Last year LinkedIn, a professional social network, for example, opened a new building in San Francisco that is full of space set aside for networking, and that includes a “silent disco”, where people can dance to music with headphones on. Instead of offering generic meeting rooms with portentous names, Airbnb, a tech firm that lets people rent out their homes, has designed each of its meeting spaces after one of its rental listings, such as a Bedouin tent from Morocco. It also has a meeting room (pictured above) that is an exact replica of the rental apartment where the founders lived when they came up with the idea for Airbnb. Every detail, including the statue of Jesus in red velvet on top of the fireplace, is accurate, says Joe Gebbia, one of the company’s founders.

Nvidia is obsessed with triangles, the basic element of computer graphics used to create lifelike scenes in video games and movies. Its new headquarters, which cost $370m, is shaped like one (see picture), and its interior is full of them. Everything, from the skylights to the benches in the lobby, is triangular. “At this point I’m kind of over the triangle shape, because we took that theme and beat it to death,” admits John O’Brien, the company’s head of real estate, who pointedly vetoed a colleague’s recent suggestion to offer triangle-shaped water bottles in the cafeteria.
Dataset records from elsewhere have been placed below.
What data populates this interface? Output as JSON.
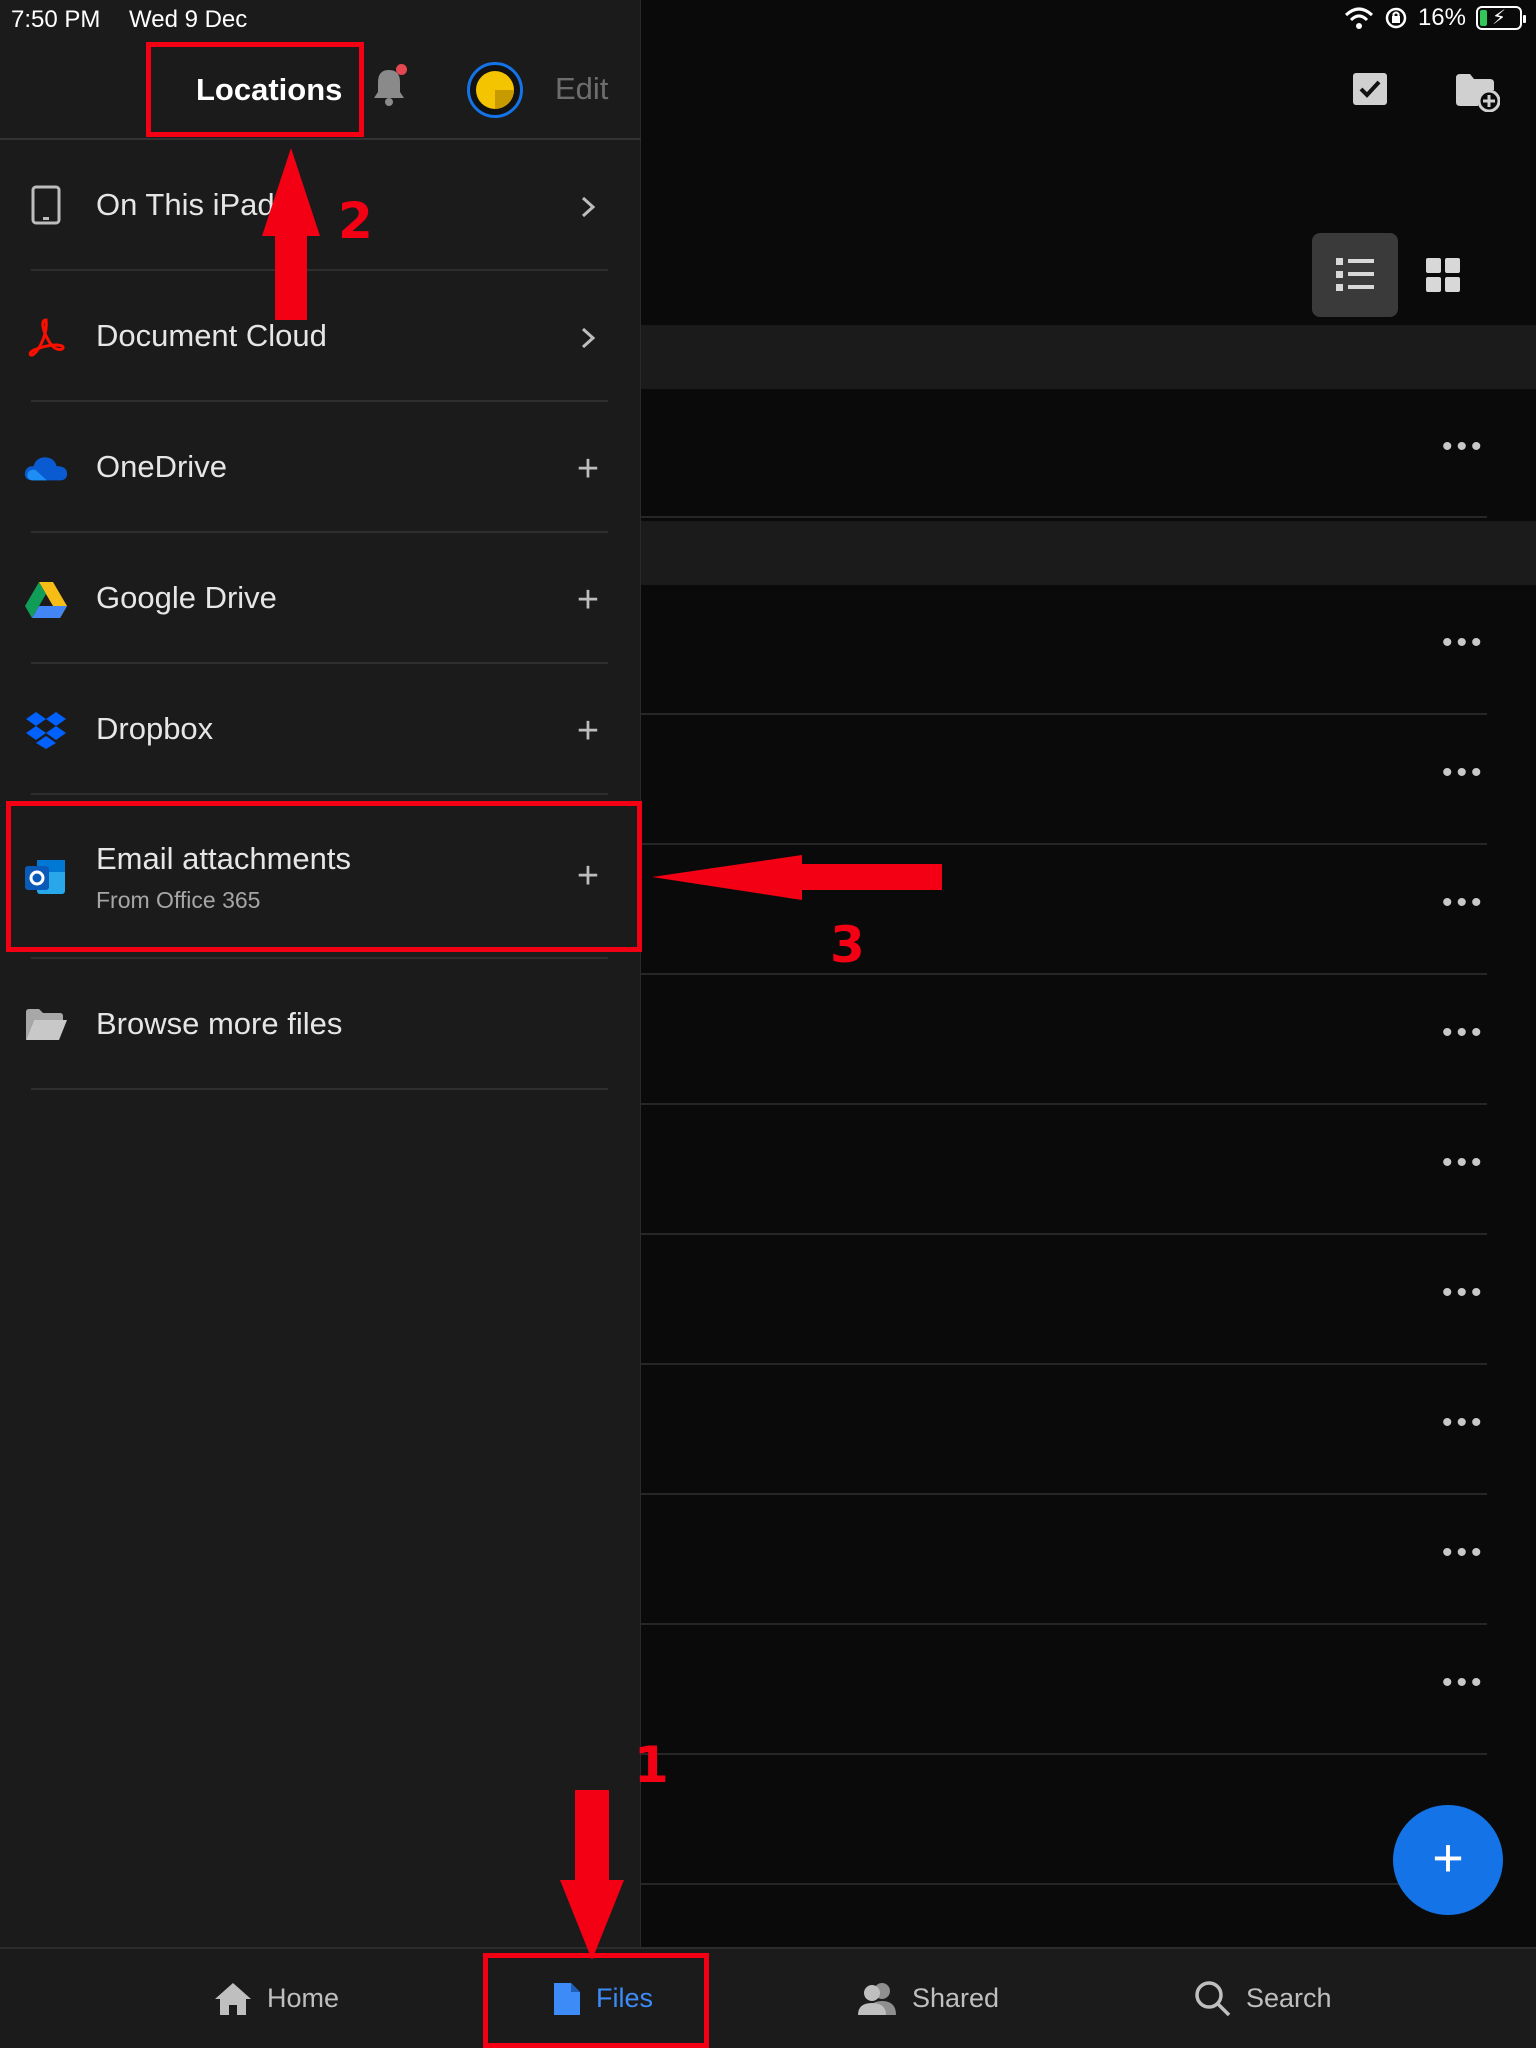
{
  "status_bar": {
    "time": "7:50 PM",
    "date": "Wed 9 Dec",
    "battery": "16%"
  },
  "sidebar": {
    "title": "Locations",
    "edit_label": "Edit",
    "items": [
      {
        "label": "On This iPad",
        "icon": "ipad-icon",
        "action": "chevron"
      },
      {
        "label": "Document Cloud",
        "icon": "acrobat-icon",
        "action": "chevron"
      },
      {
        "label": "OneDrive",
        "icon": "onedrive-icon",
        "action": "plus"
      },
      {
        "label": "Google Drive",
        "icon": "google-drive-icon",
        "action": "plus"
      },
      {
        "label": "Dropbox",
        "icon": "dropbox-icon",
        "action": "plus"
      },
      {
        "label": "Email attachments",
        "sublabel": "From Office 365",
        "icon": "outlook-icon",
        "action": "plus"
      },
      {
        "label": "Browse more files",
        "icon": "folder-icon",
        "action": "none"
      }
    ]
  },
  "nav": {
    "items": [
      {
        "label": "Home",
        "icon": "home-icon"
      },
      {
        "label": "Files",
        "icon": "file-icon",
        "active": true
      },
      {
        "label": "Shared",
        "icon": "people-icon"
      },
      {
        "label": "Search",
        "icon": "search-icon"
      }
    ]
  },
  "annotations": {
    "step1": "1",
    "step2": "2",
    "step3": "3"
  },
  "colors": {
    "accent": "#1473e6",
    "annotation": "#f30015",
    "sidebar_bg": "#1b1b1b",
    "main_bg": "#0a0a0a"
  }
}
Such workspaces remind staff that they are choosing not just an employer but a way of life. In the tech bubble of the late 1990s companies disrupted the workplace by offering foosball tables, nap pods, blow-up castles and free lunches. Now the emphasis is on amenities that help employees save time. Larger firms, including Facebook, Alphabet and LinkedIn, offer their staff something akin to the services used by the extremely wealthy, helping employees to find places to live, adopt pets and the like. Some large tech groups offer on-site health care.

The effect of all this is that the typical office at a technology firm is becoming a prosperous, self-contained village. Employees have fewer reasons than ever to leave. With the spare cash they can throw at their employees, tech giants have vastly raised the bar for other kinds of company, which also want to recruit clever engineers and techies for their projects.

Other industries would be wise to take time to watch how tech firms are structuring their work environments. There is certainly a chance of a backlash against those that use their products to watch employees too closely. Workers may like free lunches and other perks associated with the tech business, but probably not enough to surrender their privacy entirely.